Why Restaurants Need PCI Compliance as a Service

PCI Compliance as a Service offerings enable VARs and MSPs to help restaurants secure payment data and operate compliantly without burdening in-house IT staff.

PCI Compliance

Payment Card Industry (PCI) compliance is vital to ensure data security at any business accepting digital payments. Compliance as a Service offerings from value-added resellers (VARs) and managed services providers (MSPs) help merchants meet  PCI Data Security Standard (PCI DSS) by:

  • Building and maintaining a secure network
  • Protecting cardholder data
  • Maintaining a vulnerability management program
  • Implementing strong access control
  • Regularly monitoring and testing the network
  • Maintaining an information security policy

Your restaurant clients typically don’t have in-house resources to address and manage every standard, creating a demand for your services. Moreover, the need is even greater after the sweeping changes in the industry that have occurred in the past three years.

DeWayne Mangan, senior vice president of technology operations at Acumera, a managed network service provider, comments, “Restaurants have been forced headfirst into the world of IoT.” He says their IT environments have grown to include mobile order tablets, live menu boards, live drive-thru menus, online ordering, guest Wi-Fi, trivia night, pay-at-the-table, portable payment devices for servers, and more.

“It complicates their network setup. In addition, these devices frequently come with little technical information, no vendor hardening guides, and no management capabilities for the merchant,” Mangan says.

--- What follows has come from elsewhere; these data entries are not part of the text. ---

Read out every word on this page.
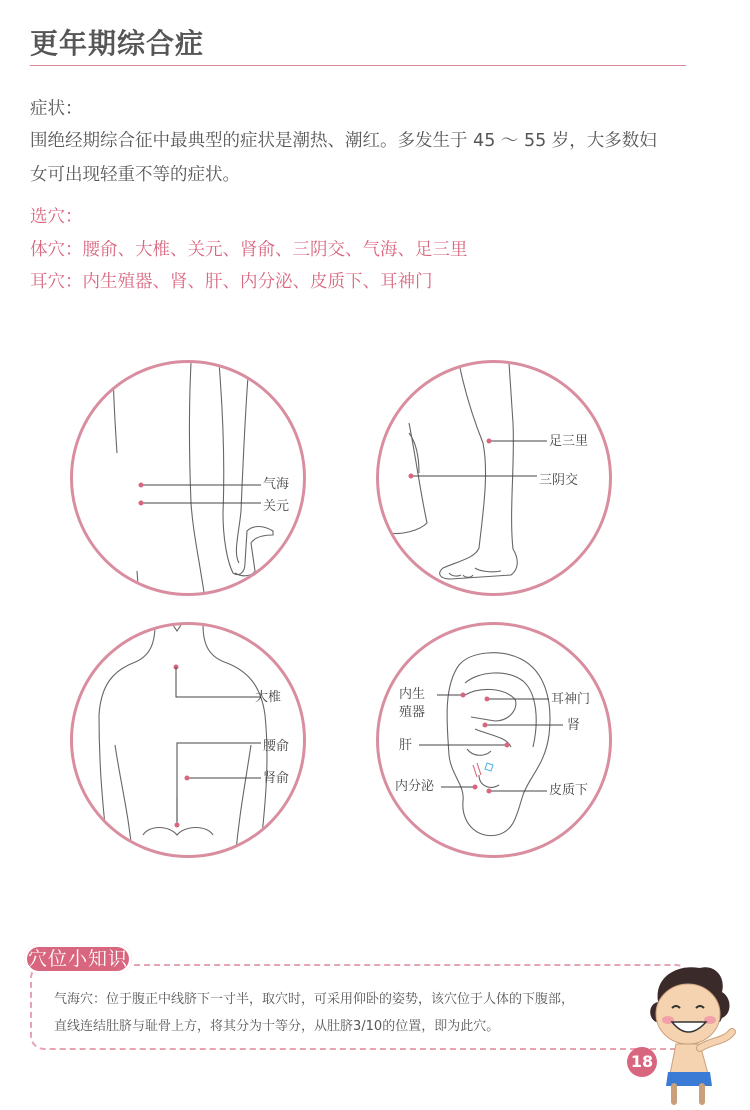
更年期综合症
症状：
围绝经期综合征中最典型的症状是潮热、潮红。多发生于 45 ～ 55 岁，大多数妇
女可出现轻重不等的症状。
选穴：
体穴：腰俞、大椎、关元、肾俞、三阴交、气海、足三里
耳穴：内生殖器、肾、肝、内分泌、皮质下、耳神门
气海
关元
足三里
三阴交
大椎
腰俞
肾俞
内生
殖器
耳神门
肾
肝
内分泌	皮质下
穴位小知识
气海穴：位于腹正中线脐下一寸半，取穴时，可采用仰卧的姿势，该穴位于人体的下腹部，
直线连结肚脐与耻骨上方，将其分为十等分，从肚脐3/10的位置，即为此穴。
18
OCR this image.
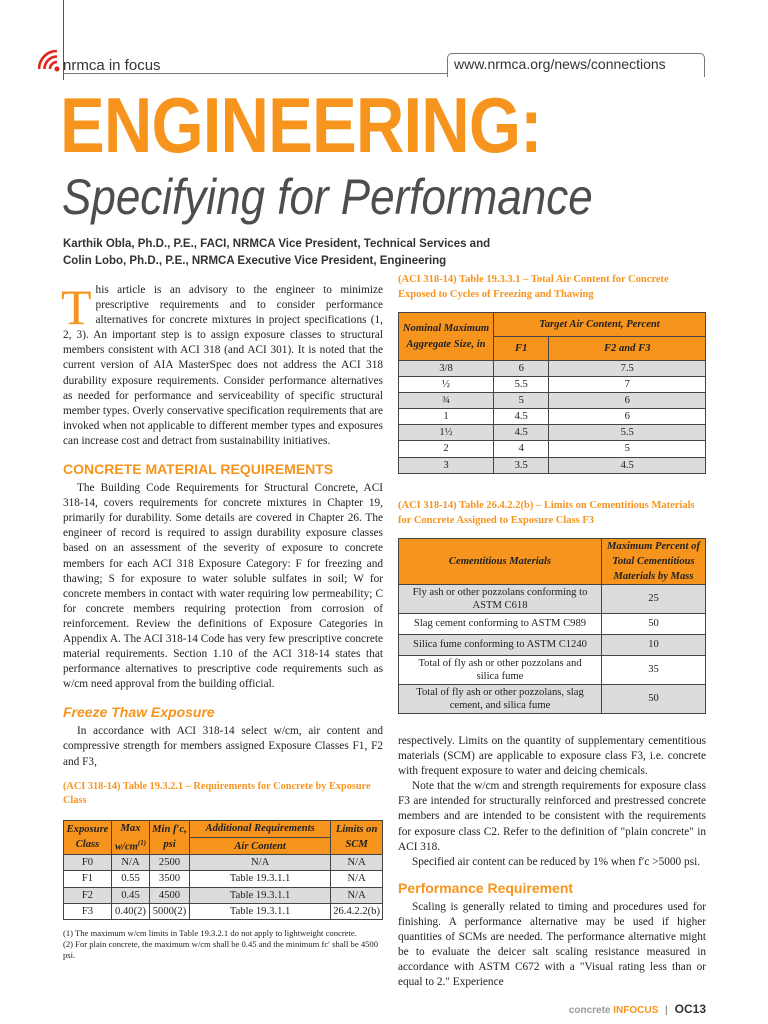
nrmca in focus	www.nrmca.org/news/connections
ENGINEERING:
Specifying for Performance
Karthik Obla, Ph.D., P.E., FACI, NRMCA Vice President, Technical Services and
Colin Lobo, Ph.D., P.E., NRMCA Executive Vice President, Engineering

This article is an advisory to the engineer to minimize prescriptive requirements and to consider performance alternatives for concrete mixtures in project specifications (1, 2, 3). An important step is to assign exposure classes to structural members consistent with ACI 318 (and ACI 301). It is noted that the current version of AIA MasterSpec does not address the ACI 318 durability exposure requirements. Consider performance alternatives as needed for performance and serviceability of specific structural member types. Overly conservative specification requirements that are invoked when not applicable to different member types and exposures can increase cost and detract from sustainability initiatives.

CONCRETE MATERIAL REQUIREMENTS

The Building Code Requirements for Structural Concrete, ACI 318-14, covers requirements for concrete mixtures in Chapter 19, primarily for durability. Some details are covered in Chapter 26. The engineer of record is required to assign durability exposure classes based on an assessment of the severity of exposure to concrete members for each ACI 318 Exposure Category: F for freezing and thawing; S for exposure to water soluble sulfates in soil; W for concrete members in contact with water requiring low permeability; C for concrete members requiring protection from corrosion of reinforcement. Review the definitions of Exposure Categories in Appendix A. The ACI 318-14 Code has very few prescriptive concrete material requirements. Section 1.10 of the ACI 318-14 states that performance alternatives to prescriptive code requirements such as w/cm need approval from the building official.

Freeze Thaw Exposure

In accordance with ACI 318-14 select w/cm, air content and compressive strength for members assigned Exposure Classes F1, F2 and F3,

(ACI 318-14) Table 19.3.2.1 – Requirements for Concrete by Exposure Class
Exposure Class	Max $w/cm^{(1)}$	Min f′c, psi	Additional Requirements	Limits on SCM
			Air Content	
F0	N/A	2500	N/A	N/A
F1	0.55	3500	Table 19.3.1.1	N/A
F2	0.45	4500	Table 19.3.1.1	N/A
F3	0.40(2)	5000(2)	Table 19.3.1.1	26.4.2.2(b)
(1) The maximum w/cm limits in Table 19.3.2.1 do not apply to lightweight concrete.
(2) For plain concrete, the maximum w/cm shall be 0.45 and the minimum fc′ shall be 4500 psi.
(ACI 318-14) Table 19.3.3.1 – Total Air Content for Concrete Exposed to Cycles of Freezing and Thawing
Nominal Maximum Aggregate Size, in	Target Air Content, Percent	
	F1	F2 and F3
3/8	6	7.5
½	5.5	7
¾	5	6
1	4.5	6
1½	4.5	5.5
2	4	5
3	3.5	4.5
(ACI 318-14) Table 26.4.2.2(b) – Limits on Cementitious Materials for Concrete Assigned to Exposure Class F3
Cementitious Materials	Maximum Percent of Total Cementitious Materials by Mass
Fly ash or other pozzolans conforming to ASTM C618	25
Slag cement conforming to ASTM C989	50
Silica fume conforming to ASTM C1240	10
Total of fly ash or other pozzolans and silica fume	35
Total of fly ash or other pozzolans, slag cement, and silica fume	50

respectively. Limits on the quantity of supplementary cementitious materials (SCM) are applicable to exposure class F3, i.e. concrete with frequent exposure to water and deicing chemicals.

Note that the w/cm and strength requirements for exposure class F3 are intended for structurally reinforced and prestressed concrete members and are intended to be consistent with the requirements for exposure class C2. Refer to the definition of "plain concrete" in ACI 318.

Specified air content can be reduced by 1% when f′c >5000 psi.

Performance Requirement

Scaling is generally related to timing and procedures used for finishing. A performance alternative may be used if higher quantities of SCMs are needed. The performance alternative might be to evaluate the deicer salt scaling resistance measured in accordance with ASTM C672 with a "Visual rating less than or equal to 2." Experience

concrete INFOCUS | OC13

Challenges that PCI Compliance as a Service Can Solve

Mangan points out that restaurants often face challenges when working toward PCI compliance. “Based on our observations, network segmentation is almost nonexistent in the restaurant industry,” he says.

“Also, access control is challenging. The manager’s office is often used for equipment racks, storage, cash storage, paperwork – and, occasionally, there’s enough room for the manager to work there as well,” he remarks. “Without dedicated store IT personnel, the manager-on-duty is expected to also serve as remote IT support, meaning equipment is frequently left unsecured, or keys are left hanging in racks, so anyone on-site can access it.”

“There’s lots of security theater to be found in how IT equipment is secured even at sites that have dedicated, locked spaces,” Mangan says.

He adds, “Overall, IT staffs are overburdened and frequently have to choose between ‘making it work,’ i.e., keeping revenues coming in, and making it secure.”

How Your PCI Compliance as a Service Offering
Can Help Can Benefit Restaurant Businesses

VARs and MSPs have the opportunity to provide PCI compliance services that restaurants need – and build project and recurring revenue for your business.

You can leverage your expertise to build or update systems that comply with PCI DSS. For example, your team can install and maintain a firewall and antivirus, enable payment data encryption, and deploy an access control solution. Additionally, you can provide ongoing services, such as network monitoring and testing and updating an information security policy for employees and any third-party contractors with access to the restaurant’s network. You can also design your PCI Compliance and a Service offering to make annual reporting easier and help your clients avoid fines and penalties – which can include a restaurant losing its ability to accept digital payments.

Your ongoing services can eliminate a considerable burden for a restaurant’s in-house IT staff. In addition, that value will help you retain customers, adding to predictable monthly revenue for your business.

PCI Compliance as a Service solution vendors can provide you with tools specifically designed for restaurant compliance and security, including vulnerability scanning, monitoring and assessment tools. Vendors will also offer you and your clients the technical support you need.

To become a total restaurant solutions provider, you must meet your clients’ needs with PCI Compliance as a Service. Assess your market and weigh your options for growing your business with this new revenue stream.